Financially, the move to outpatient has accelerated because we tried to keep people out of hospitals during COVID-19. It puts even more focus on the non-hospital approaches to care. I think COVID-19 was the villain that has put us into this situation that we are in today.
PVG: What do you think must change in 2024, 2025, and beyond, that hospitals and health systems can do to address some of these changes?
Jim Hinton: The questions executives should ask themselves is how am I spending my time and how am I spending the money of the health system I’m entrusted with? Leader’s time is broken into their external role with policymakers that understand the pressures, but then internally making genuine, relatable connections to the workforce by spending time talking to people to understand their lived experience. That will allow them to do the second thing, how to spend their money. I believe that the bias here has to be on technology-first solutions, not brick-and-mortar solutions.
PVG: What do you mean by that? Brick and mortar vs. technology first? What’s your definition of that?
Jim Hinton: In most communities, there are a sufficient number of beds. How do you optimize the productive capacity of those hospital beds, those hospital units, and the hospital in total to get more productivity out of those existing assets? The business, the product of kontakt.io is right in the sweet spot of that.
PVG: We have seen such an uptick in demand. The type of technology that we provide to make health systems and hospital buildings aware of the location and flow of both patients and staff through the Cloud and AI is not new, but now everyone wants it everywhere, and they want it fast.
Jim Hinton: Big health systems have historically tended to be somewhat risk-averse in their investments prior to COVID-19. During COVID, all the risk aversion went away because the shock to the system was so profound it forced people to say, where can we invest to dramatically drive improved performance?
Let’s make it better for the nurses by tagging IV pumps and staff so the nurses want to work in our hospitals. Let’s make it better for the doctors, so they have everything they need to treat patients at their fingertips. Let’s make it better for the patients because it’s more efficient. These basics have become very glamorous in the new health system.
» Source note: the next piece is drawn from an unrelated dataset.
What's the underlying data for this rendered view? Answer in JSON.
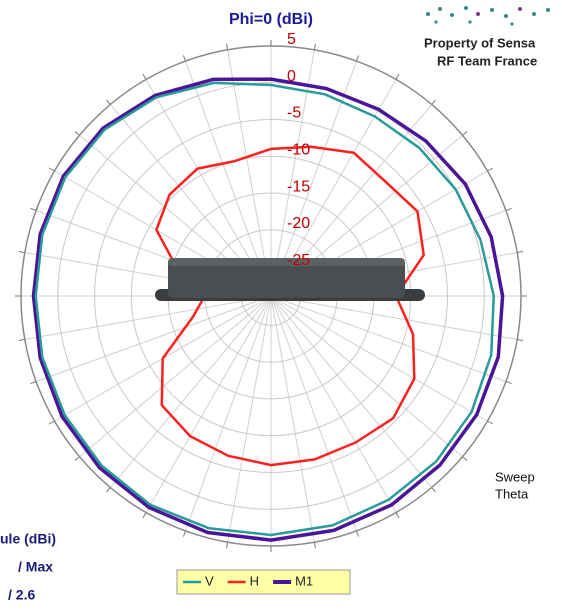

PVG: 75% of nurse time is spent on administrative tasks, and 25% on patient contact. There’s something wrong here that needs to be fundamentally addressed.
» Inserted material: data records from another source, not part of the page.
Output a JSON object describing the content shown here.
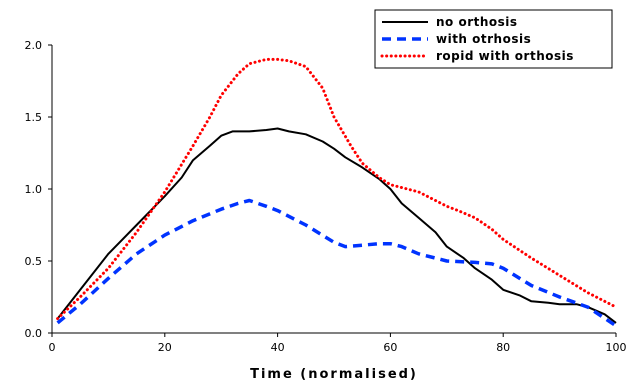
{
  "chart_data": {
    "type": "line",
    "title": "",
    "xlabel": "Time (normalised)",
    "ylabel": "",
    "xlim": [
      0,
      100
    ],
    "ylim": [
      0.0,
      2.0
    ],
    "x_ticks": [
      0,
      20,
      40,
      60,
      80,
      100
    ],
    "y_ticks": [
      0.0,
      0.5,
      1.0,
      1.5,
      2.0
    ],
    "x_tick_labels": [
      "0",
      "20",
      "40",
      "60",
      "80",
      "100"
    ],
    "y_tick_labels": [
      "0.0",
      "0.5",
      "1.0",
      "1.5",
      "2.0"
    ],
    "grid": false,
    "legend_position": "top-right",
    "series": [
      {
        "name": "no orthosis",
        "color": "#000000",
        "style": "solid",
        "x": [
          1,
          5,
          10,
          15,
          20,
          23,
          25,
          28,
          30,
          32,
          35,
          38,
          40,
          42,
          45,
          48,
          50,
          52,
          55,
          58,
          60,
          62,
          65,
          68,
          70,
          73,
          75,
          78,
          80,
          83,
          85,
          88,
          90,
          93,
          95,
          98,
          100
        ],
        "y": [
          0.1,
          0.3,
          0.55,
          0.75,
          0.95,
          1.08,
          1.2,
          1.3,
          1.37,
          1.4,
          1.4,
          1.41,
          1.42,
          1.4,
          1.38,
          1.33,
          1.28,
          1.22,
          1.15,
          1.07,
          1.0,
          0.9,
          0.8,
          0.7,
          0.6,
          0.52,
          0.45,
          0.37,
          0.3,
          0.26,
          0.22,
          0.21,
          0.2,
          0.2,
          0.18,
          0.13,
          0.07
        ]
      },
      {
        "name": "with otrhosis",
        "color": "#0033ff",
        "style": "dashed",
        "x": [
          1,
          5,
          10,
          15,
          20,
          25,
          30,
          33,
          35,
          38,
          40,
          45,
          50,
          52,
          55,
          58,
          60,
          62,
          65,
          70,
          75,
          78,
          80,
          85,
          90,
          95,
          100
        ],
        "y": [
          0.07,
          0.2,
          0.38,
          0.55,
          0.68,
          0.78,
          0.86,
          0.9,
          0.92,
          0.88,
          0.85,
          0.75,
          0.63,
          0.6,
          0.61,
          0.62,
          0.62,
          0.6,
          0.55,
          0.5,
          0.49,
          0.48,
          0.45,
          0.33,
          0.25,
          0.18,
          0.05
        ]
      },
      {
        "name": "ropid with orthosis",
        "color": "#ff0000",
        "style": "dotted",
        "x": [
          1,
          5,
          10,
          15,
          20,
          25,
          28,
          30,
          33,
          35,
          38,
          40,
          42,
          45,
          48,
          50,
          53,
          55,
          58,
          60,
          63,
          65,
          68,
          70,
          72,
          75,
          78,
          80,
          85,
          90,
          95,
          100
        ],
        "y": [
          0.1,
          0.25,
          0.45,
          0.7,
          0.98,
          1.3,
          1.5,
          1.65,
          1.8,
          1.87,
          1.9,
          1.9,
          1.89,
          1.85,
          1.7,
          1.5,
          1.3,
          1.18,
          1.08,
          1.03,
          1.0,
          0.98,
          0.92,
          0.88,
          0.85,
          0.8,
          0.72,
          0.65,
          0.52,
          0.4,
          0.28,
          0.18
        ]
      }
    ]
  }
}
Jim Hinton: This is a problem that has existed for a very long time in healthcare. The post-COVID effects are true. In addition to the administrative burdens put on nurses, the clinical acuity of patients we treat in the hospital has never been higher. When nurses are at the bedside, they need to have the supplies and equipment to do their job without walking out of the rooms and spreading infections. This is no longer a nice-to-have, it’s a must-have.
These are serious issues. The systems that have figured this out are going to attract and retain clinical professionals at a rate greater than those that haven’t.
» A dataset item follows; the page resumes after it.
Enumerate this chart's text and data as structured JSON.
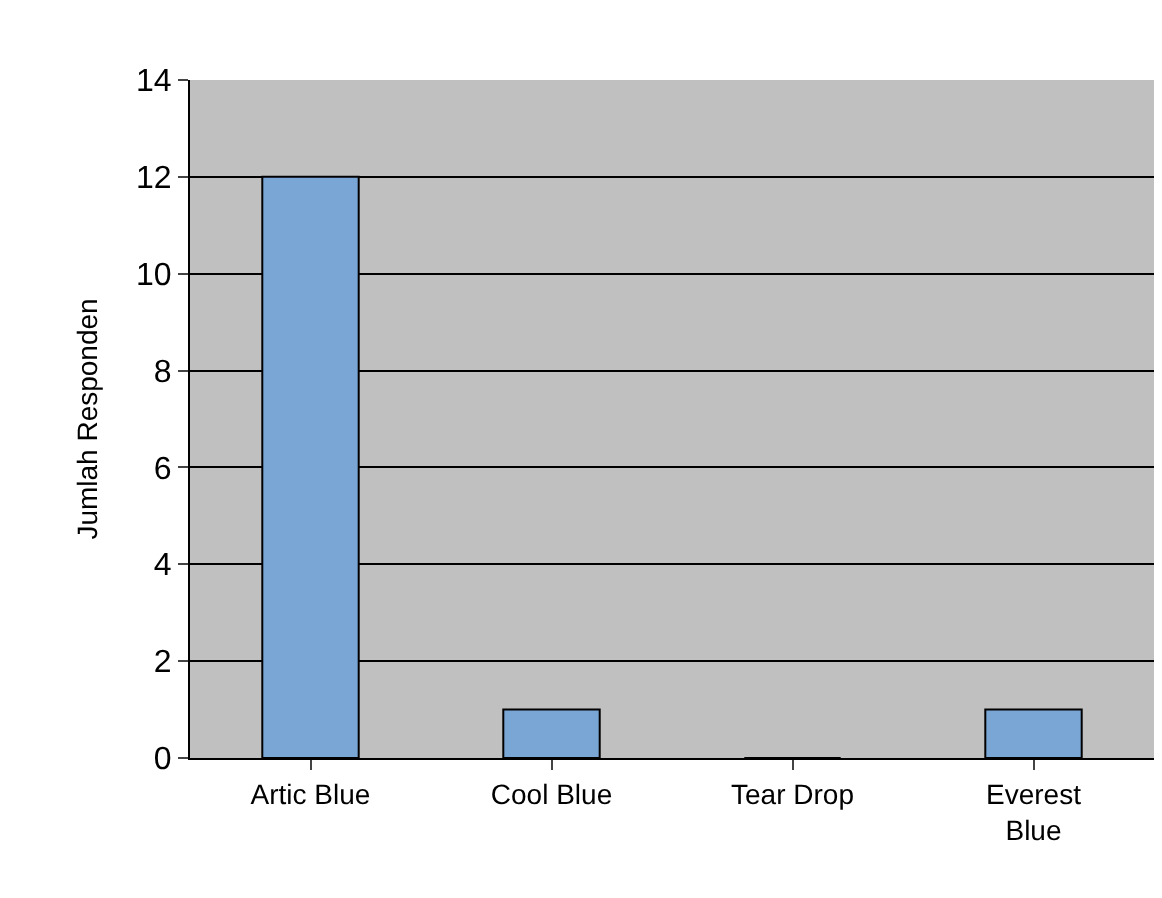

PVG: A lot of listeners on the call work in a leadership position in a variety of functions. How do I build a compelling business case for any type of investment into technology in my health system today?
Jim Hinton: The CEO role is very challenging. The people who are most successful in advancing an investment thesis into the C-suite are those who understand what’s going on in the hospitals and they are extremely focused on what is best for the people we serve. I think taking that investment thesis and getting it down to the people we serve, and how we can serve them better with a technology-first solution will go a long way.